É impossível falar dos primeiros meses de Celina sem mencionar o BRB.

Foi justamente o assunto que dominou grande parte do debate da Band.

A governadora afirma que não participou das decisões que deram origem às operações problemáticas envolvendo o Banco Master e sustenta que assumiu a responsabilidade de buscar uma saída para preservar o Banco de Brasília. Os adversários, por outro lado, procuram vinculá-la politicamente à administração anterior e cobram explicações sobre a situação financeira da instituição.

É uma discussão legítima.

E deverá acompanhar toda a campanha.

Mas existe uma diferença entre perguntar quem criou o problema e perguntar quem está tentando resolvê-lo.
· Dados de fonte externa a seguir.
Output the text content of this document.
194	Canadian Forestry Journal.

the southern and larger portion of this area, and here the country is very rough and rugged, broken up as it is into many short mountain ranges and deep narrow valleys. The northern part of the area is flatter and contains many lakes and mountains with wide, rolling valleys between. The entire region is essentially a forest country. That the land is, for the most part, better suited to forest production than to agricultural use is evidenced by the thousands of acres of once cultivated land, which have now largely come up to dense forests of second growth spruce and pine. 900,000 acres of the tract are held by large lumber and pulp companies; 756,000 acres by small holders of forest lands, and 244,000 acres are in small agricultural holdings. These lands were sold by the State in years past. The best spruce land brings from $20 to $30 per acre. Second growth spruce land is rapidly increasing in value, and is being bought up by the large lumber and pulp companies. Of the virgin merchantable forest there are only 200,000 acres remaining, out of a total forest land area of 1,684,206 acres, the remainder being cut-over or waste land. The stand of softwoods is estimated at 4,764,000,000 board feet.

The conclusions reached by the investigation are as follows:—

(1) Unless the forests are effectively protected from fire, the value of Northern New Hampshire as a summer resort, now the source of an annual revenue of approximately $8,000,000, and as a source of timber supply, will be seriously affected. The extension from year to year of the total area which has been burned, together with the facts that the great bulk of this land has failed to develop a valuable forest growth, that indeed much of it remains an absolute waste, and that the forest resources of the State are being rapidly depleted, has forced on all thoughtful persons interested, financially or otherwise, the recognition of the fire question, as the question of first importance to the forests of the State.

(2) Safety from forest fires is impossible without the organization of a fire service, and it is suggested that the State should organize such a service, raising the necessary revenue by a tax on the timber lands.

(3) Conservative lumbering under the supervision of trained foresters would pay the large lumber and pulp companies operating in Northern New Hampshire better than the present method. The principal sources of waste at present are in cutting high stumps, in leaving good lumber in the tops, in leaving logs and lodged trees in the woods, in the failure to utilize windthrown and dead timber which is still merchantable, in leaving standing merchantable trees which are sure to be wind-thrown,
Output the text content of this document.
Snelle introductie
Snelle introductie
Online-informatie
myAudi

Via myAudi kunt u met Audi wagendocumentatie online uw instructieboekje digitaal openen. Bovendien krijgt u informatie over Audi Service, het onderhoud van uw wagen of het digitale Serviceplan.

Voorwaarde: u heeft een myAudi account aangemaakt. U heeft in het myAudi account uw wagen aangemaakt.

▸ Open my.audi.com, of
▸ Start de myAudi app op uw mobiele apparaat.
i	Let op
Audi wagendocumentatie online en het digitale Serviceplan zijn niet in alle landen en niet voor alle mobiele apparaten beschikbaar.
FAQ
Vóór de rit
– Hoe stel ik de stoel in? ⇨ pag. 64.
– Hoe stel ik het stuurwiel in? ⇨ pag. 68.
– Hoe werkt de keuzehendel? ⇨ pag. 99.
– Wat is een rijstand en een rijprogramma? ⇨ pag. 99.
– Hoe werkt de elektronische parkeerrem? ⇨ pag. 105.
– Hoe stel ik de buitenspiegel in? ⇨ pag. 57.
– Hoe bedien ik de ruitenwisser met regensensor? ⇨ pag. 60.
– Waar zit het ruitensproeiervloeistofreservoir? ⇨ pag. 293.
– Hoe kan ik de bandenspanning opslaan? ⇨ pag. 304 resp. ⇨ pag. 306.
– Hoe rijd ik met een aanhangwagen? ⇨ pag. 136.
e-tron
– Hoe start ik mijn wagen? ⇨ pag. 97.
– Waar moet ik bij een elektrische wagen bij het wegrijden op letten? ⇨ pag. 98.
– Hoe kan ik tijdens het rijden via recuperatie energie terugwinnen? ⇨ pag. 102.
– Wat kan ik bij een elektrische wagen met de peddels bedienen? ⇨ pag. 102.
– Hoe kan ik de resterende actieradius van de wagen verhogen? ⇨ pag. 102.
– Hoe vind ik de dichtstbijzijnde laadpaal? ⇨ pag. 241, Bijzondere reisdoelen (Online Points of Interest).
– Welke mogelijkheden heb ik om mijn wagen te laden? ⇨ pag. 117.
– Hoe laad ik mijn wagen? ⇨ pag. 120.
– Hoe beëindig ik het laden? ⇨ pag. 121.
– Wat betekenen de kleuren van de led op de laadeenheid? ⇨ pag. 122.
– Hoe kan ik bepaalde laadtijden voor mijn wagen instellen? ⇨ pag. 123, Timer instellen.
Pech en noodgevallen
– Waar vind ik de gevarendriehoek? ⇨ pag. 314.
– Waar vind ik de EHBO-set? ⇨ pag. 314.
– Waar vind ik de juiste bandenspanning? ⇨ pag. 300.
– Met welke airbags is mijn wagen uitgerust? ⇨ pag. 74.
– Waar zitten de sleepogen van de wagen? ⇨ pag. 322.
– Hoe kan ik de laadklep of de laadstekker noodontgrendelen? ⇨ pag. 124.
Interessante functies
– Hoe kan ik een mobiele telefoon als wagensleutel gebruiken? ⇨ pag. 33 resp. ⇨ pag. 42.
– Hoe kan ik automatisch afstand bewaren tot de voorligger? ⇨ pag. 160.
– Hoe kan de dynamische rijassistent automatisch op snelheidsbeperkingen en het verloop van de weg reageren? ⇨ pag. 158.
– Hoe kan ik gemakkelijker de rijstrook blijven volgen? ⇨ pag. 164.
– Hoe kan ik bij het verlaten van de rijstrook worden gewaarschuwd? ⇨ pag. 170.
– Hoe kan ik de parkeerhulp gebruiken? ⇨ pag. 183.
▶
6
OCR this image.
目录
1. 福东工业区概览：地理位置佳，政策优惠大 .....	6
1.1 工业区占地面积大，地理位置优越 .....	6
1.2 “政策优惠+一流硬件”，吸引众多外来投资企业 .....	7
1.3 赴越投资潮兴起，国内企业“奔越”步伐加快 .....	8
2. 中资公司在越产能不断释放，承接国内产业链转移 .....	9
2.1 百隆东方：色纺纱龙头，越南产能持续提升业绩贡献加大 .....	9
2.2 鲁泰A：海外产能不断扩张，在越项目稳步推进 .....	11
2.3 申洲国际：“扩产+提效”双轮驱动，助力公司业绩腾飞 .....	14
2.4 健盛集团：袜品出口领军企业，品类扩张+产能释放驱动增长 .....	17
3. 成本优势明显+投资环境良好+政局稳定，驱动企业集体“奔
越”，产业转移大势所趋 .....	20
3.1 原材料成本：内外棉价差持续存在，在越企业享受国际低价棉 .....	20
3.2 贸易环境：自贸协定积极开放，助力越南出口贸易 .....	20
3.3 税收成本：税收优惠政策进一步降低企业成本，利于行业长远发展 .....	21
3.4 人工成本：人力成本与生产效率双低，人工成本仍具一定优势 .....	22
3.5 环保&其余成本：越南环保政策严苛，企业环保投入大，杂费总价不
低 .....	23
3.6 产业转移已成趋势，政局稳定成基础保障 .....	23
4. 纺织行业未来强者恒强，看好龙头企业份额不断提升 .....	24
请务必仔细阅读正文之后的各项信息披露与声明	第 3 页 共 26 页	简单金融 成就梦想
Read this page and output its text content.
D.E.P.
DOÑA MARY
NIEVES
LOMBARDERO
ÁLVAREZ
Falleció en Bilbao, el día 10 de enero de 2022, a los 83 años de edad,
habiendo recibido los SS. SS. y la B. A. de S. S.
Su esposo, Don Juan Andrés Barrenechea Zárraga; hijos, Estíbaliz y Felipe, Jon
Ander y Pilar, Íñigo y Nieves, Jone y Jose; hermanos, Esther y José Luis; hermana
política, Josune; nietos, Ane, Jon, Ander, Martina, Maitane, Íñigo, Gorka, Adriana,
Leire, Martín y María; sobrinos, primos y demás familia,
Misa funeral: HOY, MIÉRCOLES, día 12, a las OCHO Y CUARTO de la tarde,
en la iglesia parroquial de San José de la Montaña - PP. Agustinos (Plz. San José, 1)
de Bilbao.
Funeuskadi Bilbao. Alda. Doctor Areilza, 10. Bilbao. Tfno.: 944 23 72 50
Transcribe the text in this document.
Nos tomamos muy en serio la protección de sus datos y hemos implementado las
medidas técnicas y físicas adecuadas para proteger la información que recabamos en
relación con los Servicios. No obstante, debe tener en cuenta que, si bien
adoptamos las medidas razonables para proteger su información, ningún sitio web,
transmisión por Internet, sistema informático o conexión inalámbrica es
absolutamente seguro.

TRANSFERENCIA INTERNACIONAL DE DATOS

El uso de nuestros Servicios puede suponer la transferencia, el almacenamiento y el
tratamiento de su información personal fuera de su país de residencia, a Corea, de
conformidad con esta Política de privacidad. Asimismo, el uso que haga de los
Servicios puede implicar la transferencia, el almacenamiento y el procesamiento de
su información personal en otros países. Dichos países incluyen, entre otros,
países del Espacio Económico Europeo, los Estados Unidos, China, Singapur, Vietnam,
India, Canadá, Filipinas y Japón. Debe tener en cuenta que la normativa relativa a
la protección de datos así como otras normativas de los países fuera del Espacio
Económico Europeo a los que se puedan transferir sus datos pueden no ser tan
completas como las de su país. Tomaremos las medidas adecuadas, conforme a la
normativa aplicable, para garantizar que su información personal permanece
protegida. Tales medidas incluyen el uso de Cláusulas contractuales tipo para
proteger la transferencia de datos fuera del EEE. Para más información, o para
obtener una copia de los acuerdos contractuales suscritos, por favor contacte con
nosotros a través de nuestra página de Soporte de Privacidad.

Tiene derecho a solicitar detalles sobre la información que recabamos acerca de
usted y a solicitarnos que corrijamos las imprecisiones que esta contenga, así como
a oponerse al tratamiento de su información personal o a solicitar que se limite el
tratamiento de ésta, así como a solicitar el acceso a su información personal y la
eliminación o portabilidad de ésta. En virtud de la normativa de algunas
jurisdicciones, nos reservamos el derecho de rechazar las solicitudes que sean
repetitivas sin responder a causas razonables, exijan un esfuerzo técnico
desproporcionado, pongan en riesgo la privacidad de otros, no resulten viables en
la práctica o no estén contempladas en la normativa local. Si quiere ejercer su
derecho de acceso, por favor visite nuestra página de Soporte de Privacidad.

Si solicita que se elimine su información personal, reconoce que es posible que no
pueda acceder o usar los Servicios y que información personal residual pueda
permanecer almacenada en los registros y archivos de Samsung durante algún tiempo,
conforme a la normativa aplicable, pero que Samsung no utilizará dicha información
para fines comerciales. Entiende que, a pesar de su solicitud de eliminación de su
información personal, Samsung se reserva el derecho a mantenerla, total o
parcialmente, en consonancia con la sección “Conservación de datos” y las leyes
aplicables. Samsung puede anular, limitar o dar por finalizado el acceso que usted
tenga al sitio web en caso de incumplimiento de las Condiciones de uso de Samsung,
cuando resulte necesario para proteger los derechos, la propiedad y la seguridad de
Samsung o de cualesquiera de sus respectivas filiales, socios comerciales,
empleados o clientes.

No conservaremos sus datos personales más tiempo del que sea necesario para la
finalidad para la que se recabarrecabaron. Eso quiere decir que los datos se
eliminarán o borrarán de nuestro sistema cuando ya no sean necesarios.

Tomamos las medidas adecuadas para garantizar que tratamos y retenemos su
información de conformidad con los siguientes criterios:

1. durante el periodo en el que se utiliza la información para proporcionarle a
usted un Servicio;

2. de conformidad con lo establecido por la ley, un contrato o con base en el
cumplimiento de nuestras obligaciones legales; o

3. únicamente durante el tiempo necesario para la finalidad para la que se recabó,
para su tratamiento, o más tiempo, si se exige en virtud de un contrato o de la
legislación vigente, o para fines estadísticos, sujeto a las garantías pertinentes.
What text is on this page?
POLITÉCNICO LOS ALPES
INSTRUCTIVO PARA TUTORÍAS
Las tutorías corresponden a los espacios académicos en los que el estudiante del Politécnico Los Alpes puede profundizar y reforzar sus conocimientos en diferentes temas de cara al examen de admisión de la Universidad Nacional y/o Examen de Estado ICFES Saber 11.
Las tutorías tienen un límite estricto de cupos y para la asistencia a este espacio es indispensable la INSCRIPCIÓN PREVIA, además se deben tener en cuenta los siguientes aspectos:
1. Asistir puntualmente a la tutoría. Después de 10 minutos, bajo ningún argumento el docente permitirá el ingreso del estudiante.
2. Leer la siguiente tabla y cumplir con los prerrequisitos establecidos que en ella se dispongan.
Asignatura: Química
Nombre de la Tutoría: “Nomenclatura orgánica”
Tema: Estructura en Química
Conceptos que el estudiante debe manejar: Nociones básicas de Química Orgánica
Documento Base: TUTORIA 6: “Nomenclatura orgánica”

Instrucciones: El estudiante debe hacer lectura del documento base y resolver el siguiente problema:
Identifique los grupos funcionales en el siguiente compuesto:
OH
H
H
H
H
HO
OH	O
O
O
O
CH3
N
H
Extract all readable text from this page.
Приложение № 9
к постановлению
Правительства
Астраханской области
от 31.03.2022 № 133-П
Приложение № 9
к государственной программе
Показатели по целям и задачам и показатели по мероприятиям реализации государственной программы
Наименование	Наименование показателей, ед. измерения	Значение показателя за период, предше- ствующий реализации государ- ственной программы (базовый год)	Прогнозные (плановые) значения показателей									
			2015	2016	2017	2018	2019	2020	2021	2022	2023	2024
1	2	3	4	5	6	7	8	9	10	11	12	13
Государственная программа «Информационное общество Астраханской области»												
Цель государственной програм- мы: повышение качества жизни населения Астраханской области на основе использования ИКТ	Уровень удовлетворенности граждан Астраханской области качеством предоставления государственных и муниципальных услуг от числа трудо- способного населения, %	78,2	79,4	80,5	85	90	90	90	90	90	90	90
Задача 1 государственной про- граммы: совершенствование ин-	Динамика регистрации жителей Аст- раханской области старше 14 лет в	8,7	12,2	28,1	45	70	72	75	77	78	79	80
Celina será cobrada pelas duas coisas.

Os adversários falam de Celina porque precisam passar por Celina

Há ainda um componente eleitoral evidente.

Pesquisa divulgada em julho pelo Instituto França mostrou Celina liderando os cenários estimulados para o Governo do Distrito Federal, enquanto levantamento do Paraná Pesquisas também apontou a governadora à frente na disputa.

Isso ajuda a explicar o comportamento observado no debate.

Quem está atrás precisa atacar quem está na frente.

Arruda precisa falar de Celina.

Cappelli precisa falar de Celina.

Grass precisa falar de Celina.

Paula precisa falar de Celina.

Caputo precisa falar de Celina.

No final das contas, quando praticamente todos passam boa parte do debate discutindo a mesma candidata, ocorre um efeito curioso:

mesmo quando Celina não está falando, estão falando dela.

Agora Celina também precisa falar de Celina

Mas existe um limite para a estratégia de apenas responder aos adversários.

A governadora não pode permitir que sua campanha seja construída exclusivamente pelas perguntas dos outros.

Ela terá de apresentar ao eleitor aquilo que realizou desde 30 de março, reconhecer o que ainda não conseguiu resolver e mostrar claramente o que pretende fazer nos próximos quatro anos caso seja eleita.

Porque quatro meses permitem mostrar direção.

Quatro anos exigem resultado.

O debate da Band mostrou que os adversários já escolheram o alvo.

Agora Celina precisa transformar essa condição em vantagem.

Enquanto cinco candidatos discutem como derrotá-la, a governadora tem uma oportunidade diferente:

mostrar por que acredita que deve continuar.

No primeiro debate, todos tinham perguntas para Celina.

A partir de agora, quem dará a resposta definitiva será o eleitor.